Of the four main Channel Islands, Sark is the smallest and is located 80 miles south of the coast of England. The entire island is three miles long and a mile and a half wide. According to its government Web site, the island does not allow personal travel by car--only by "foot, bicycle or horse drawn carriage." The year-round population is 600, a figure that increases to 1,000 with seasonal travel.

On March 26, the Chief Pleas' Gambling Subcommittee discussed and approved a report that contains a resolution allowing the island's government to raise a levy from companies to be licensed in Sark to provide Internet gambling.

The report also states that the parliament is interested in hosting companies that offer simpler fixed-odds games like bingo, slots and poker.
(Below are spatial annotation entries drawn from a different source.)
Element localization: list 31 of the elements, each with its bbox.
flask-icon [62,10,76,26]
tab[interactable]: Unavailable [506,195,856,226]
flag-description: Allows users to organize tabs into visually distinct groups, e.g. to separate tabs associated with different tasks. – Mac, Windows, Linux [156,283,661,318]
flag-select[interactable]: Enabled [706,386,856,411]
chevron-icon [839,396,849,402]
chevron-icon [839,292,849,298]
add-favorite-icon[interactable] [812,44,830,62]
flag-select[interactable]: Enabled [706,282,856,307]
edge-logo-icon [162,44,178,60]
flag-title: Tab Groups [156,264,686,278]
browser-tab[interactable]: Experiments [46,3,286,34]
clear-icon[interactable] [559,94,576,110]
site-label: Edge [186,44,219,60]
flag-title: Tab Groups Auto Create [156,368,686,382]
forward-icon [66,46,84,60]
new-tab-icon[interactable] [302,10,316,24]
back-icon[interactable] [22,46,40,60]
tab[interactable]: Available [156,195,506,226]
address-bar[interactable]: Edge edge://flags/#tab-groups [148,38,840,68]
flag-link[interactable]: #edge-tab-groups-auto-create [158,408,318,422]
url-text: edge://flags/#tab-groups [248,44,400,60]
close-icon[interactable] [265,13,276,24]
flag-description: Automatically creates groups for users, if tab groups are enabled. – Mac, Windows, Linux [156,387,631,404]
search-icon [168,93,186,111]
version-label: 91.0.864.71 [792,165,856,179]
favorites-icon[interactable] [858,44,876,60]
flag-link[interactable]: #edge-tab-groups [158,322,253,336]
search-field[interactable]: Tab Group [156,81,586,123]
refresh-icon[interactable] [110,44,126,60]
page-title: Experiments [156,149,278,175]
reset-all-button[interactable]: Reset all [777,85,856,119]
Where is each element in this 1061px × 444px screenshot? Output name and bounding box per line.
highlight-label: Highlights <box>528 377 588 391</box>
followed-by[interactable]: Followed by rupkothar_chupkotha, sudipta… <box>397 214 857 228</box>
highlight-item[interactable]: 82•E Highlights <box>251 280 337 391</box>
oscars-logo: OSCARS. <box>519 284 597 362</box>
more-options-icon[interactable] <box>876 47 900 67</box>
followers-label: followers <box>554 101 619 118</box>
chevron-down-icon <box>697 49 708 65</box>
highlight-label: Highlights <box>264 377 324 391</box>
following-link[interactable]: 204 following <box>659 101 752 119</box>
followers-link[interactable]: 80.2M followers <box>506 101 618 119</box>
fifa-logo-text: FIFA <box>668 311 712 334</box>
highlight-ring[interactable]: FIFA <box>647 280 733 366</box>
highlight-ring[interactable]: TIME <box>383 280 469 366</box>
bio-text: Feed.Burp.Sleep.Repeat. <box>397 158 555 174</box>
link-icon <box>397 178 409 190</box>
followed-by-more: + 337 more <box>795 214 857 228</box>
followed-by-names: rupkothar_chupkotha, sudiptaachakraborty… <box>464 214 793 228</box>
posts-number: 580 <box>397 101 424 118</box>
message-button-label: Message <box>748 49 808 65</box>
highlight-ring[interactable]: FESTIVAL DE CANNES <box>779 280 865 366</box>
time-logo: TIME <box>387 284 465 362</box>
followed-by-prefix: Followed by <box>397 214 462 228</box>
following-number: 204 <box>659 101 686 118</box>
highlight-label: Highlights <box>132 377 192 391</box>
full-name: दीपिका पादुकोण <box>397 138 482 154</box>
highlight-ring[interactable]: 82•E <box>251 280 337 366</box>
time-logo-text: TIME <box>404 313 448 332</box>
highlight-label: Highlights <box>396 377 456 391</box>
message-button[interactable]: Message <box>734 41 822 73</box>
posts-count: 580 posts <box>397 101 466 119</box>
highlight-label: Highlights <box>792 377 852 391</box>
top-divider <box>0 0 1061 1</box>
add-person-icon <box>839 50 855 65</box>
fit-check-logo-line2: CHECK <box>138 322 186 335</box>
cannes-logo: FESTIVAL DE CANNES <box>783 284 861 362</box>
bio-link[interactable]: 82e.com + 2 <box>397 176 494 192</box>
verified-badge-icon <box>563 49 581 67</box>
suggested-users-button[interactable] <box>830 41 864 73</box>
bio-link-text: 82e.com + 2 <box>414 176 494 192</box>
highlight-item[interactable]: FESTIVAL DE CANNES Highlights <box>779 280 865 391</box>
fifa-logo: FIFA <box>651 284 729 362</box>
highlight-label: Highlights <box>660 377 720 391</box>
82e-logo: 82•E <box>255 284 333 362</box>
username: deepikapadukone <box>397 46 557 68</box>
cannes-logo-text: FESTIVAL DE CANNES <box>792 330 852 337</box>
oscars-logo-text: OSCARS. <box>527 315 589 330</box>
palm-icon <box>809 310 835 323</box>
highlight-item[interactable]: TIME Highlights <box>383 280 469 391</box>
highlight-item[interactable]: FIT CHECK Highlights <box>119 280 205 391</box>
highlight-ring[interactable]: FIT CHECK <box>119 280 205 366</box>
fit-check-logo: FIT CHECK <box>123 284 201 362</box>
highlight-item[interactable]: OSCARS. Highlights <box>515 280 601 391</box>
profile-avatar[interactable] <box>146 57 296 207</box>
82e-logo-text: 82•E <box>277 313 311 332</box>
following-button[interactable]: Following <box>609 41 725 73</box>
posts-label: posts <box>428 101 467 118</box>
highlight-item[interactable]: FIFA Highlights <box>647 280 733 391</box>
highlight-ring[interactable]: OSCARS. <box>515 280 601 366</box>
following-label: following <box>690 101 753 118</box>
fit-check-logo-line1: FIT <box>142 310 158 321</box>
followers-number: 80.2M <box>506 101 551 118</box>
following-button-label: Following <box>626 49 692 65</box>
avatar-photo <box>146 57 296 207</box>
The group additionally said it would advocate the licensing of bookmaking. In the report, the group mentions that it will be necessary, at some future meeting, to "grapple with the issue of whether to permit legalized gambling in Sark by online customers from countries where online gambling is not permitted--e.g. China, Hong Kong or some states in the USA."

Brannam said that while the "umbrella" law establishing the ability of the island to offer online gambling licenses has already been made final, it is still up to the Chief Pleas to pass secondary legislation, in the form of an ordinance that will set out the rules for the industry. Brannam, who is on the gambling subcommittee, said the ordinance has been started and will be brought to the Chief Pleas, which has maximum number of 52 members, this summer for a vote.

The report states that Sark has a one-year window of opportunity to establish itself as an online gaming jurisdiction. Brannam said they realize that there are already several jurisdictions for operators to choose from and that they wish to offer features that operators won't find in other countries. However, he said, Sark does not wish to compete with neighbors Alderney and Isle of Man for licensees.

"At this moment, suffice it to say that we have carried out research and identified some features that we think may work for us," he wrote in an e-mail to IGN. "We do not seek to become clones of either Alderney or Isle of Man--but neither do we seek to compete with them on price, etc., to entice away their licensed operators."

One such feature, Brannam said in a phone interview with IGN, will be that Sark won't require as many employees of the online gambling company to live on the island as some other jurisdictions do. He said he would like Sark's regulations to have a "slightly lighter touch which will be no less effective."